O hospital particular não pode ser obrigado a receber pelas despesas de internação valor inferior ao usualmente cobrado, quando o atendimento médico não foi respaldado por convênio ou por contrato com o SUS. O Distrito Federal interpôs recurso contra a sentença que o condenou a arcar com os custos da internação da autora em hospital da rede privada de saúde. Alegou que a paciente procurou atendimento em hospital particular e contratou os serviços deste por deliberação própria. Pleiteou que, caso seja mantida a condenação, o cálculo do valor devido esteja de acordo com as regras fixadas na tabela do Sistema Único de Saúde – SUS. Ao apreciar o recurso, a Relatora enfatizou que o direito à saúde é assegurado pela Constituição Federal, e negar o tratamento necessário àqueles que não possuem condições financeiras para custeá-lo é suprimir o direito à vida.

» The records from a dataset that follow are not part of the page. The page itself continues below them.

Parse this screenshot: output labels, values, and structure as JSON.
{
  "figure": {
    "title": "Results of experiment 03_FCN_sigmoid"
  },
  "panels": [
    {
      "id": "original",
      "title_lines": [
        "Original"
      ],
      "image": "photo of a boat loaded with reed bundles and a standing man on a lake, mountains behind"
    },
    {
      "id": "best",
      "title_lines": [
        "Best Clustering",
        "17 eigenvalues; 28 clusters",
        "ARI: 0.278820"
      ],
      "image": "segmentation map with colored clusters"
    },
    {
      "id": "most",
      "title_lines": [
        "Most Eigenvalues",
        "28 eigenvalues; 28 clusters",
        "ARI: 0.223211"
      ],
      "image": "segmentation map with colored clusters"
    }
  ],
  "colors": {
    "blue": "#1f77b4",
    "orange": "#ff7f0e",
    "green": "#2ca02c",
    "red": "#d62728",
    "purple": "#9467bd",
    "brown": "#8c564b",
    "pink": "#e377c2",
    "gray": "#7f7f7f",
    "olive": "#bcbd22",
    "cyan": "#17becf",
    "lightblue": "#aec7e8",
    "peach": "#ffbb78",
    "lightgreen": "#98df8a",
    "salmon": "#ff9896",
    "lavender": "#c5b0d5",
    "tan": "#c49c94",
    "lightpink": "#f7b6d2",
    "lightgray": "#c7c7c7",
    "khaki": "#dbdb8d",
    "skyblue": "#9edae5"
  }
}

Os Desembargadores, assim, reconheceram a responsabilidade civil do DF de arcar com os custos do tratamento, uma vez que a internação da autora em hospital privado foi decorrente do seu grave quadro de saúde e das inúmeras tentativas, sem sucesso, de encontrar vaga na rede pública ou nos hospitais com serviço de emergência do SUS. Por fim, a Turma entendeu que a tabela do SUS não pode ser imposta como parâmetro para o pagamento dos serviços prestados, porque o atendimento médico não foi realizado no contexto de contrato ou de convênio com o Sistema Único de Saúde.

Acórdão n. 1070621, 20150110217496APC, Relatora Desª. FÁTIMA RAFAEL, 3ª Turma Cível, data de julgamento: 24/1/2018, publicado no DJe: 5/2/2018.